Strong U.S. and Canada Revenue Growth
The company experienced significant revenue growth in the U.S. and Canada, with a 23% increase quarter-over-quarter, totaling $99.1 million. This growth also represented an 11% year-over-year increase for the nine months ending January 31, 2025, highlighting the strength of Evertz’s operations in these key markets.
Growth in Software Services
Evertz saw a 6.3% year-over-year increase in recurring software services and other software revenues, totaling $55 million for the quarter. This growth is indicative of the company’s successful expansion into software services, which is becoming an increasingly important revenue stream.
Robust Order Backlog
The company’s purchase order backlog exceeded $269 million as of February 2025, with shipments during the month totaling $39 million. This robust backlog suggests strong future sales potential and provides a buffer against market volatility.
Dividend Declaration
Evertz’s board declared a regular quarterly dividend of $0.20 per share, payable around March 20. This decision reflects the company’s commitment to returning value to shareholders and its confidence in its financial health.

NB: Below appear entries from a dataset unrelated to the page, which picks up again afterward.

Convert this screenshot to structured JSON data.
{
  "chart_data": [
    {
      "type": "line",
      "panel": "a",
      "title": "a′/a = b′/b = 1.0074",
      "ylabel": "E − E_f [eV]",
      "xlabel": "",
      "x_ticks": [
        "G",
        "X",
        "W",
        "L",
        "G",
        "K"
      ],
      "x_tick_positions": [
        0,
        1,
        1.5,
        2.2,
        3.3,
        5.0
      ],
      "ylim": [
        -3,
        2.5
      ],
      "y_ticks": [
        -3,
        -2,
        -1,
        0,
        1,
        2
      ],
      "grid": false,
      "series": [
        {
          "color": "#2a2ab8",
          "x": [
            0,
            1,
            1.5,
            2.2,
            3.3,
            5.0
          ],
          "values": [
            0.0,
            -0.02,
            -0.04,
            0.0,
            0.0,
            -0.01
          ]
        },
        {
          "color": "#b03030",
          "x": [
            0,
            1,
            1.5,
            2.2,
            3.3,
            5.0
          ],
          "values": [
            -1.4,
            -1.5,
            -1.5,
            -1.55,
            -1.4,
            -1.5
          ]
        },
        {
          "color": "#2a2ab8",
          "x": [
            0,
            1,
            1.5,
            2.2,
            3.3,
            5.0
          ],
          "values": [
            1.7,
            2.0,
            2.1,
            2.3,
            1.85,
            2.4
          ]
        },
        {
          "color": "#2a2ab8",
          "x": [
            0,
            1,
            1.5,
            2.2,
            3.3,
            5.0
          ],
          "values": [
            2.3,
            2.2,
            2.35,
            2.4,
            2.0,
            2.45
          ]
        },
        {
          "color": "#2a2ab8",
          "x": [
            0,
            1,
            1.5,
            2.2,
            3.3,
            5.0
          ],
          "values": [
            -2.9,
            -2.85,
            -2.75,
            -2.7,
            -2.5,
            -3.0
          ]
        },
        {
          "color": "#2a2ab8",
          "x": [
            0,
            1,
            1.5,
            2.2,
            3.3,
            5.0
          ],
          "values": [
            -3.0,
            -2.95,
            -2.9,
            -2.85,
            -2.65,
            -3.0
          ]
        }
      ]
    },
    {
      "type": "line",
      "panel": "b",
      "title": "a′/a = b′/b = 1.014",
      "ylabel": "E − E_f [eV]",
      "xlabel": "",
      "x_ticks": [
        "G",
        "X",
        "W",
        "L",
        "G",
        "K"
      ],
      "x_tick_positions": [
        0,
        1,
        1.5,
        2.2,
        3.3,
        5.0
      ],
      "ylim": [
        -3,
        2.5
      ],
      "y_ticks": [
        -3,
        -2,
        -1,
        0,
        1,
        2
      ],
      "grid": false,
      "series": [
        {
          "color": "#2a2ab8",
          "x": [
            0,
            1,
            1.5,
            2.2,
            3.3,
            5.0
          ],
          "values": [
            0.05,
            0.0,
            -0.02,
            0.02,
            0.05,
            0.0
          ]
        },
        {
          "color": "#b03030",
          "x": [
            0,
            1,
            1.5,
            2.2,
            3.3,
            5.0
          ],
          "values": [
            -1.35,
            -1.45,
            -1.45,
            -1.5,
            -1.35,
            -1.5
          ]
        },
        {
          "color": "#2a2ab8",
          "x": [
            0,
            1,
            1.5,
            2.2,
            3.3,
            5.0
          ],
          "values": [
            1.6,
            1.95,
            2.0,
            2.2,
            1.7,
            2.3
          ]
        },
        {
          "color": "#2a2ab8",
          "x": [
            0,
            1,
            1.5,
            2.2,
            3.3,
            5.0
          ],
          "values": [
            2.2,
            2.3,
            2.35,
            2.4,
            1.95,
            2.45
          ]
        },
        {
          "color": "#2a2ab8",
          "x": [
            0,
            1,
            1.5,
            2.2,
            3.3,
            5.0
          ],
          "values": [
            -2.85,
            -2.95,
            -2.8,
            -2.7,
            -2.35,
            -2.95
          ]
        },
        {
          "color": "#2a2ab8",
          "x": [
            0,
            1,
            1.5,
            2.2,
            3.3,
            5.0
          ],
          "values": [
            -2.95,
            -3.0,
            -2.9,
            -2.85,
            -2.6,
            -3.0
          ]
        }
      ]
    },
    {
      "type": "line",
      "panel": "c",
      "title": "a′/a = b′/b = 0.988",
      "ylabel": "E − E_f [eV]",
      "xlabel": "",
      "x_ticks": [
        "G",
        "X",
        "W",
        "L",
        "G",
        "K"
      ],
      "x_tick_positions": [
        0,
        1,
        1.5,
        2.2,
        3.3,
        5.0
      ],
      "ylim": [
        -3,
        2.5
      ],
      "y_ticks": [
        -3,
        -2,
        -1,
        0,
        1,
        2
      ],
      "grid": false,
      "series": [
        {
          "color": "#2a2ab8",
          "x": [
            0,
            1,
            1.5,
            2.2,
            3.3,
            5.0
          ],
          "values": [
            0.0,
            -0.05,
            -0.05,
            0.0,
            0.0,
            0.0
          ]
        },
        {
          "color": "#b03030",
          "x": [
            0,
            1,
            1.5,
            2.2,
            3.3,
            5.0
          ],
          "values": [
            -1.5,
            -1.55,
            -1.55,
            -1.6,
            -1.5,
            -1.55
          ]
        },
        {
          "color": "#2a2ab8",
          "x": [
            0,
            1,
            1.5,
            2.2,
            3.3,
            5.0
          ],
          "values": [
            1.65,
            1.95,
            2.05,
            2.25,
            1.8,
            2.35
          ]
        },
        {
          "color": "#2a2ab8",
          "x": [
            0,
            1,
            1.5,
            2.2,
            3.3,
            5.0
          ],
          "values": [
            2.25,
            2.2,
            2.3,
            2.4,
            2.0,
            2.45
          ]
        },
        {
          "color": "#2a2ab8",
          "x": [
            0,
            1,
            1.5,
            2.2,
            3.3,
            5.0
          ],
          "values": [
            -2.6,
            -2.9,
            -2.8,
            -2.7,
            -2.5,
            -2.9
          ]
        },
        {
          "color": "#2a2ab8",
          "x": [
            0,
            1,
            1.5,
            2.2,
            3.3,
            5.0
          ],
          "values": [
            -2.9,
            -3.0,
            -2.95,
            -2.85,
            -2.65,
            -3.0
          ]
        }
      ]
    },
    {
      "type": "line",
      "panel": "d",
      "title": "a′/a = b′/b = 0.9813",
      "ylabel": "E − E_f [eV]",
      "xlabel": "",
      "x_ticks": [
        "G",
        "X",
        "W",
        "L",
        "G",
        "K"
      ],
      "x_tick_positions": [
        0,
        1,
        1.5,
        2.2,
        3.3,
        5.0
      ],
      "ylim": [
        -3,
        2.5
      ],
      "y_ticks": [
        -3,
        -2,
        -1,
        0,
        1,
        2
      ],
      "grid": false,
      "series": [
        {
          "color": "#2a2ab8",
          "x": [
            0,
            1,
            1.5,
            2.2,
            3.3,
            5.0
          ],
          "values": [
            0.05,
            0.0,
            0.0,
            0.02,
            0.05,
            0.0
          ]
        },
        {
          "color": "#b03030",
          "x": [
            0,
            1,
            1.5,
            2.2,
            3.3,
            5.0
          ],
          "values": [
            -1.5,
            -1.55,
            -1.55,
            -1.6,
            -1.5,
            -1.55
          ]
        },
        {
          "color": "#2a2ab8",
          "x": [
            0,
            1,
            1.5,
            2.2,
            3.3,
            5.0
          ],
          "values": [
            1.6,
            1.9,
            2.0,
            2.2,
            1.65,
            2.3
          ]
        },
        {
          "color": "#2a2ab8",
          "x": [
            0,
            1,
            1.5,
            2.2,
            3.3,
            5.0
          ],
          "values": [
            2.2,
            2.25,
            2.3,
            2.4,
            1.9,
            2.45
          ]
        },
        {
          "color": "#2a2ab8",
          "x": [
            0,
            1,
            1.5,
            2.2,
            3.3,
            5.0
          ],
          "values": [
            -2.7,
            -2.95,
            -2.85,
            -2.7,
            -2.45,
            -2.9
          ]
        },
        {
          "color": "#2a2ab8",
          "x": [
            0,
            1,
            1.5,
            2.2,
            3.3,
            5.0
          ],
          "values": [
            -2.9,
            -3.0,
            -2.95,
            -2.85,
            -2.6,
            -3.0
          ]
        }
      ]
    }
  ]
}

Decline in International Revenue
International revenue saw a significant decline, decreasing by 31% quarter-over-quarter and 29.5% year-over-year for the nine months ending January 31, 2025. This downturn highlights the challenges Evertz faces in international markets, which could impact future growth.
Impact of U.S. Tariffs
Evertz anticipates some negative impact on margins due to U.S. tariffs. To mitigate this risk, the company is working on expanding its manufacturing capabilities within the U.S., which could help stabilize margins in the long term.
Decrease in Gross Margin
The gross margin for the quarter decreased slightly to 57.8% from 58.9% in the same quarter last year. This decrease was primarily driven by changes in product mix, which the company will need to manage carefully moving forward.
Increased R&D and S&A Expenses
Research and development expenses increased to $36.6 million, up $2.6 million from last year, while selling and administrative expenses rose by $900,000, representing 14% of revenue. These increases reflect Evertz’s ongoing investment in innovation and market expansion.
Forward-Looking Guidance
In the Q3 2025 conference call, Evertz Technologies highlighted key metrics, including a 9% sequential sales increase and a 1% year-over-year rise. The company maintained a strong working capital of $207.9 million and cash reserves of $96.3 million as of January 31, 2025. With a backlog exceeding $269 million, Evertz is well-positioned for future growth, although it remains vigilant about potential challenges such as tariffs and international market fluctuations.
In summary, Evertz Technologies’ earnings call painted a picture of a company experiencing robust growth in North America and expanding its software services, despite facing some international revenue challenges and tariff-related pressures. The overall sentiment remains positive, buoyed by record sales and a strong order backlog, positioning the company well for future success.